文摘The four-dimensional variational (4DVAR) data assimilation method was applied to dual-Doppler radar data about two Meiyu rainstorms observed during CHeRES (China Heavy Rain Experiment and Study). The purpose of this study is to examine the performance of the 4DVAR technique in retrieving rainstorm mesoscale structure and to reveal the feature of rainstorm mesoscale structure. Results demonstrated that the 4DVAR assimilation method was able to retrieve the detailed structure of wind, thermodynamics, and microphysics fields from dual-Doppler radar observations. The retrieved wind fields agreed with the dual- Doppler synthesized winds and were accurate. The distributions of the retrieved perturbation pressure, perturbation temperature, and microphysics fields were also reasonable through the examination of their physical consistency.
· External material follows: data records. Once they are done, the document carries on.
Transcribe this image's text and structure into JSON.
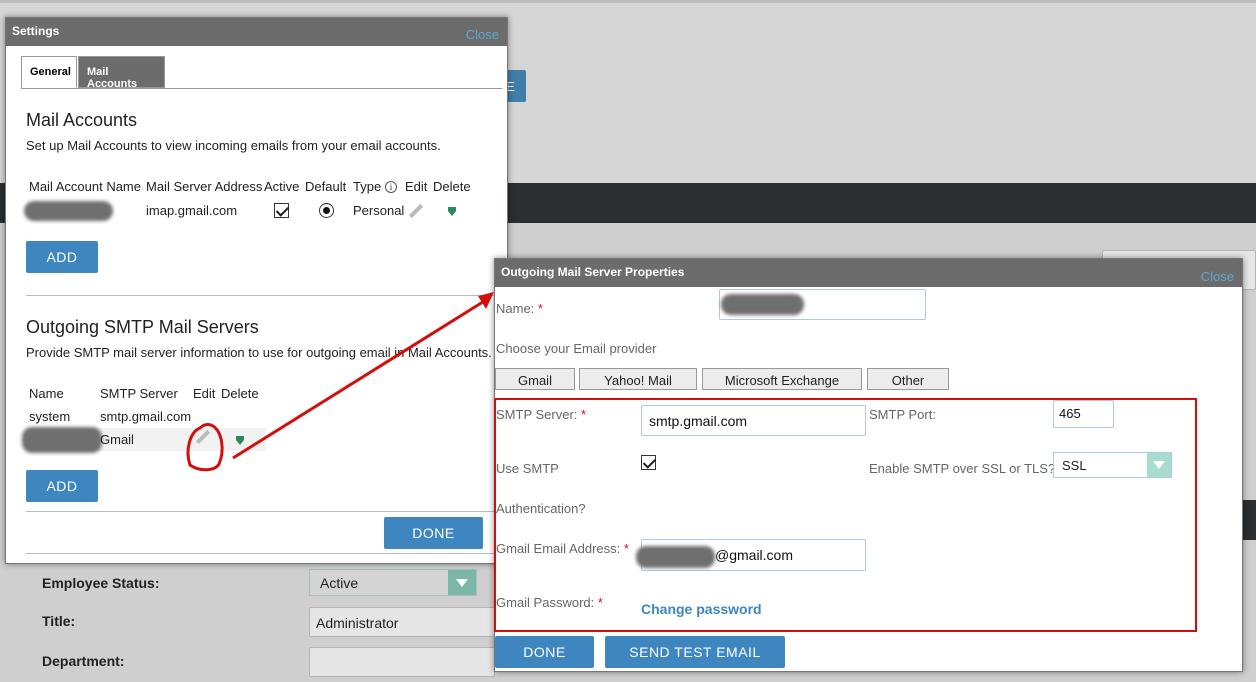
{
  "background": {
    "employee_status_label": "Employee Status:",
    "employee_status_value": "Active",
    "title_label": "Title:",
    "title_value": "Administrator",
    "department_label": "Department:"
  },
  "settings": {
    "title": "Settings",
    "close": "Close",
    "tabs": [
      "General",
      "Mail Accounts"
    ],
    "active_tab": "Mail Accounts",
    "mail_accounts": {
      "heading": "Mail Accounts",
      "description": "Set up Mail Accounts to view incoming emails from your email accounts.",
      "columns": [
        "Mail Account Name",
        "Mail Server Address",
        "Active",
        "Default",
        "Type",
        "Edit",
        "Delete"
      ],
      "rows": [
        {
          "server": "imap.gmail.com",
          "active": true,
          "default": true,
          "type": "Personal"
        }
      ],
      "add": "ADD"
    },
    "smtp": {
      "heading": "Outgoing SMTP Mail Servers",
      "description": "Provide SMTP mail server information to use for outgoing email in Mail Accounts.",
      "columns": [
        "Name",
        "SMTP Server",
        "Edit",
        "Delete"
      ],
      "rows": [
        {
          "name": "system",
          "server": "smtp.gmail.com"
        },
        {
          "server": "Gmail"
        }
      ],
      "add": "ADD"
    },
    "done": "DONE"
  },
  "outgoing": {
    "title": "Outgoing Mail Server Properties",
    "close": "Close",
    "name_label": "Name:",
    "provider_label": "Choose your Email provider",
    "providers": [
      "Gmail",
      "Yahoo! Mail",
      "Microsoft Exchange",
      "Other"
    ],
    "smtp_server_label": "SMTP Server:",
    "smtp_server_value": "smtp.gmail.com",
    "smtp_port_label": "SMTP Port:",
    "smtp_port_value": "465",
    "use_smtp_label": "Use SMTP",
    "auth_label": "Authentication?",
    "use_smtp_checked": true,
    "ssl_label": "Enable SMTP over SSL or TLS?",
    "ssl_value": "SSL",
    "email_label": "Gmail Email Address:",
    "email_value": "@gmail.com",
    "password_label": "Gmail Password:",
    "change_password": "Change password",
    "done": "DONE",
    "send_test": "SEND TEST EMAIL",
    "required_mark": "*"
  },
  "colors": {
    "accent_blue": "#3d86c0",
    "dialog_header": "#6c6c6c",
    "highlight_red": "#d40d0d",
    "close_link": "#5aa7d4"
  }
}
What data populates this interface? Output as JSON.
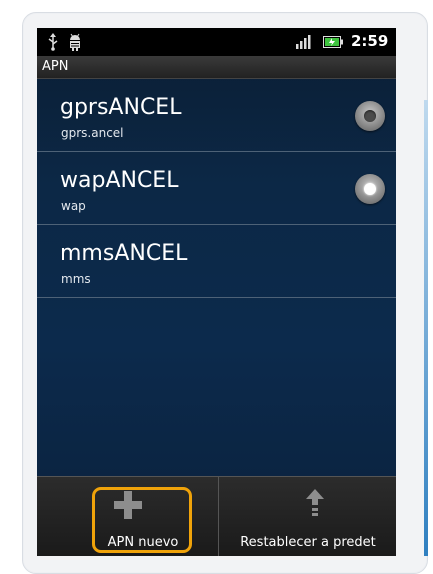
{
  "status_bar": {
    "time": "2:59",
    "icons": [
      "usb-icon",
      "android-debug-icon",
      "signal-icon",
      "battery-icon"
    ]
  },
  "header": {
    "title": "APN"
  },
  "apn_list": [
    {
      "name": "gprsANCEL",
      "subtitle": "gprs.ancel",
      "selected": false
    },
    {
      "name": "wapANCEL",
      "subtitle": "wap",
      "selected": true
    },
    {
      "name": "mmsANCEL",
      "subtitle": "mms",
      "selected": null
    }
  ],
  "menu": {
    "new_apn_label": "APN nuevo",
    "new_apn_icon": "plus-icon",
    "reset_label": "Restablecer a predet",
    "reset_icon": "upload-icon"
  },
  "colors": {
    "highlight": "#f0a30a",
    "background": "#0c2846"
  }
}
Both of the two heavy rainfalls were caused by merging cloud processes. The wind shear and convergence lines at middle and lower levels were their primary dynamical characteristics. The convective system was often related to low-level convergence and upper-level divergence coupled with up- drafts. During its mature stage, the convective system was characterized by low pressure at lower level and high pressure at upper level, associated with warmer at middle level and colder at lower and upper levels than the environment. However, a region of cooling and high pressure occurred in the lower and middle levels compared to warming and low pressure in the upper level during its dissipating '.stage. The water vapor, cloud water, and rainwater corresponded to the convergence, the updraft and the intensive reflectivity, respectively.